メッセージ  (説教より)
「イザヤ書」

「エッサイの根」
               イザヤ書11章 1~10節

 エッサイと言うのはダビデの父の名です。ダビデ王が築いた全イスラエル王国がいまや滅亡の危機にさらされている。そのことが、木が切り倒されてしまう、切り株という表現で示されています。けれども、残りの者がふたたび神の民となって復興するに違いないとイザヤは預言をするのでした。その希望がエッサイの根、エッサイの切り株なのです。なぜ、ダビデの切り株から、と謳わなかったのでしょうか。「ダビデ王」と、それほどに理想の王の姿を言うのであれば、ダビデの根よりと表現すればよいのにと思います。そうではなく、エッサイの根より、というのには深い意味があります。

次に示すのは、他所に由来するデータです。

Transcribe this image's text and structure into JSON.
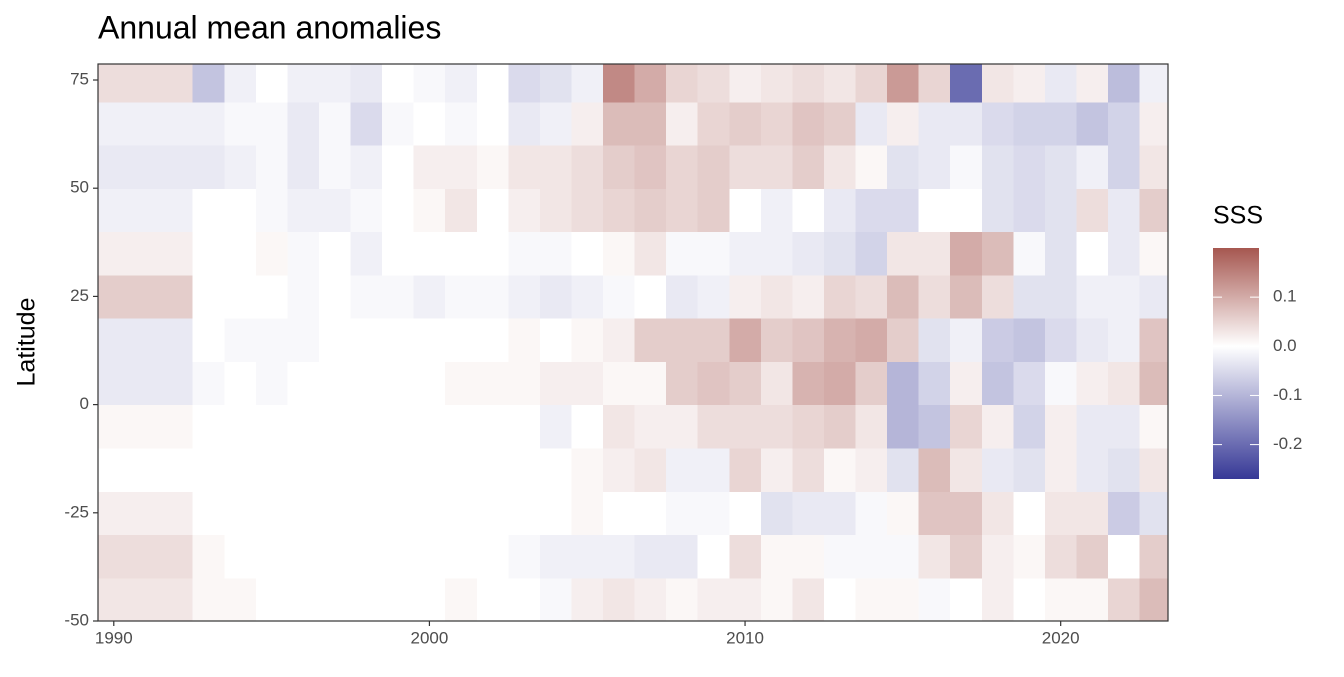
{
  "chart_data": {
    "type": "heatmap",
    "title": "Annual mean anomalies",
    "y_label": "Latitude",
    "legend_title": "SSS",
    "x": [
      1990,
      1991,
      1992,
      1993,
      1994,
      1995,
      1996,
      1997,
      1998,
      1999,
      2000,
      2001,
      2002,
      2003,
      2004,
      2005,
      2006,
      2007,
      2008,
      2009,
      2010,
      2011,
      2012,
      2013,
      2014,
      2015,
      2016,
      2017,
      2018,
      2019,
      2020,
      2021,
      2022,
      2023
    ],
    "y": [
      -45,
      -35,
      -25,
      -15,
      -5,
      5,
      15,
      25,
      35,
      45,
      55,
      65,
      75
    ],
    "values": [
      [
        0.03,
        0.04,
        0.02,
        0.0,
        0.01,
        -0.03,
        -0.03,
        0.06,
        0.02,
        -0.02,
        -0.03,
        -0.02,
        0.04
      ],
      [
        0.03,
        0.04,
        0.02,
        0.0,
        0.01,
        -0.03,
        -0.03,
        0.06,
        0.02,
        -0.02,
        -0.03,
        -0.02,
        0.04
      ],
      [
        0.03,
        0.04,
        0.02,
        0.0,
        0.01,
        -0.03,
        -0.03,
        0.06,
        0.02,
        -0.02,
        -0.03,
        -0.02,
        0.04
      ],
      [
        0.01,
        0.01,
        0.0,
        0.0,
        0.0,
        -0.01,
        0.0,
        0.0,
        0.0,
        0.0,
        -0.03,
        -0.02,
        -0.08
      ],
      [
        0.01,
        0.0,
        0.0,
        0.0,
        0.0,
        0.0,
        -0.01,
        0.0,
        0.0,
        0.0,
        -0.02,
        -0.01,
        -0.02
      ],
      [
        0,
        0,
        0,
        0,
        0,
        -0.01,
        -0.01,
        0,
        0.01,
        -0.01,
        -0.01,
        -0.01,
        0
      ],
      [
        0,
        0,
        0,
        0,
        0,
        0,
        -0.01,
        -0.01,
        -0.01,
        -0.02,
        -0.03,
        -0.03,
        -0.02
      ],
      [
        0,
        0,
        0,
        0,
        0,
        0,
        0,
        0,
        0,
        -0.02,
        -0.01,
        -0.01,
        -0.02
      ],
      [
        0,
        0,
        0,
        0,
        0,
        0,
        0,
        -0.01,
        -0.02,
        -0.01,
        -0.02,
        -0.05,
        -0.03
      ],
      [
        0,
        0,
        0,
        0,
        0,
        0,
        0,
        -0.01,
        0,
        0,
        0,
        -0.01,
        0
      ],
      [
        0,
        0,
        0,
        0,
        0,
        0,
        0,
        -0.02,
        0,
        0.01,
        0.02,
        0,
        -0.01
      ],
      [
        0.01,
        0,
        0,
        0,
        0,
        0.01,
        0,
        -0.01,
        0,
        0.03,
        0.02,
        -0.01,
        -0.02
      ],
      [
        0,
        0,
        0,
        0,
        0,
        0.01,
        0,
        -0.01,
        0,
        0,
        0.01,
        0,
        0
      ],
      [
        0,
        -0.01,
        0,
        0,
        0,
        0.01,
        0.01,
        -0.02,
        -0.01,
        0.02,
        0.03,
        -0.03,
        -0.05
      ],
      [
        -0.01,
        -0.02,
        0,
        0,
        -0.02,
        0.02,
        0.0,
        -0.03,
        -0.01,
        0.03,
        0.03,
        -0.02,
        -0.04
      ],
      [
        0.02,
        -0.02,
        0.01,
        0.01,
        0,
        0.02,
        0.01,
        -0.02,
        0,
        0.04,
        0.04,
        0.02,
        -0.02
      ],
      [
        0.03,
        -0.02,
        0.0,
        0.02,
        0.03,
        0.01,
        0.02,
        -0.01,
        0.01,
        0.05,
        0.06,
        0.08,
        0.14
      ],
      [
        0.02,
        -0.03,
        0.0,
        0.03,
        0.02,
        0.01,
        0.06,
        0.0,
        0.03,
        0.06,
        0.07,
        0.08,
        0.1
      ],
      [
        0.01,
        -0.03,
        -0.01,
        -0.02,
        0.02,
        0.06,
        0.06,
        -0.03,
        -0.01,
        0.05,
        0.05,
        0.02,
        0.05
      ],
      [
        0.02,
        0.0,
        -0.01,
        -0.02,
        0.04,
        0.07,
        0.06,
        -0.02,
        -0.01,
        0.06,
        0.06,
        0.05,
        0.04
      ],
      [
        0.02,
        0.04,
        0.0,
        0.05,
        0.04,
        0.06,
        0.1,
        0.02,
        -0.02,
        0.0,
        0.04,
        0.06,
        0.02
      ],
      [
        0.01,
        0.01,
        -0.04,
        0.02,
        0.04,
        0.03,
        0.06,
        0.03,
        -0.02,
        -0.02,
        0.04,
        0.05,
        0.03
      ],
      [
        0.03,
        0.01,
        -0.03,
        0.04,
        0.05,
        0.09,
        0.07,
        0.02,
        -0.03,
        0.0,
        0.06,
        0.07,
        0.04
      ],
      [
        0.0,
        -0.01,
        -0.03,
        0.01,
        0.06,
        0.1,
        0.09,
        0.05,
        -0.04,
        -0.03,
        0.03,
        0.06,
        0.03
      ],
      [
        0.01,
        -0.01,
        -0.01,
        0.02,
        0.03,
        0.06,
        0.1,
        0.04,
        -0.06,
        -0.05,
        0.01,
        -0.03,
        0.05
      ],
      [
        0.01,
        -0.01,
        0.01,
        -0.04,
        -0.1,
        -0.1,
        0.06,
        0.08,
        0.03,
        -0.05,
        -0.04,
        0.02,
        0.12
      ],
      [
        -0.01,
        0.03,
        0.07,
        0.08,
        -0.08,
        -0.06,
        -0.04,
        0.04,
        0.03,
        0.0,
        -0.03,
        -0.03,
        0.05
      ],
      [
        0.0,
        0.06,
        0.07,
        0.03,
        0.05,
        0.02,
        -0.02,
        0.08,
        0.1,
        0.0,
        -0.01,
        -0.03,
        -0.2
      ],
      [
        0.02,
        0.02,
        0.03,
        -0.03,
        0.02,
        -0.08,
        -0.07,
        0.04,
        0.08,
        -0.04,
        -0.04,
        -0.05,
        0.03
      ],
      [
        0.0,
        0.01,
        0.0,
        -0.04,
        -0.06,
        -0.05,
        -0.08,
        -0.04,
        -0.01,
        -0.05,
        -0.05,
        -0.06,
        0.02
      ],
      [
        0.01,
        0.04,
        0.03,
        0.02,
        0.02,
        -0.01,
        -0.05,
        -0.04,
        -0.04,
        -0.04,
        -0.04,
        -0.06,
        -0.03
      ],
      [
        0.01,
        0.06,
        0.03,
        -0.03,
        -0.03,
        0.02,
        -0.03,
        -0.02,
        0.0,
        0.04,
        -0.02,
        -0.08,
        0.02
      ],
      [
        0.05,
        0.0,
        -0.07,
        -0.04,
        -0.03,
        0.03,
        -0.02,
        -0.02,
        -0.03,
        -0.03,
        -0.06,
        -0.06,
        -0.09
      ],
      [
        0.08,
        0.06,
        -0.04,
        0.03,
        0.01,
        0.08,
        0.07,
        -0.03,
        0.01,
        0.06,
        0.03,
        0.02,
        -0.02
      ]
    ],
    "cell_width": 1,
    "cell_height": 10,
    "xlim": [
      1989.5,
      2023.4
    ],
    "xticks": [
      1990,
      2000,
      2010,
      2020
    ],
    "ylim": [
      -50,
      78.7
    ],
    "yticks": [
      -50,
      -25,
      0,
      25,
      50,
      75
    ],
    "zlim": [
      -0.27,
      0.2
    ],
    "zticks": [
      0.1,
      {
        "value": 0,
        "label": "0.0"
      },
      -0.1,
      -0.2
    ],
    "colors": {
      "low": "#363896",
      "mid": "#ffffff",
      "high": "#a65750"
    }
  }
}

 ダビデの父、エッサイは貧しい小さな家系で、羊飼いでありました。飼い葉桶に眠るイエスさまのところへ羊飼いたちが一番に現れるのにも、このことと無関係ではありません。国が破られ、弱く、貧しい人たちの中から、羊飼いをなりわいとする、小さなエッサイの家系からあの大いなるダビデ王が立てられたように、一つの芽が萌えいでて、その若枝が育ち、その上に主の霊がとどまるであろうと、救い主の到来を待ち望み預言するのです。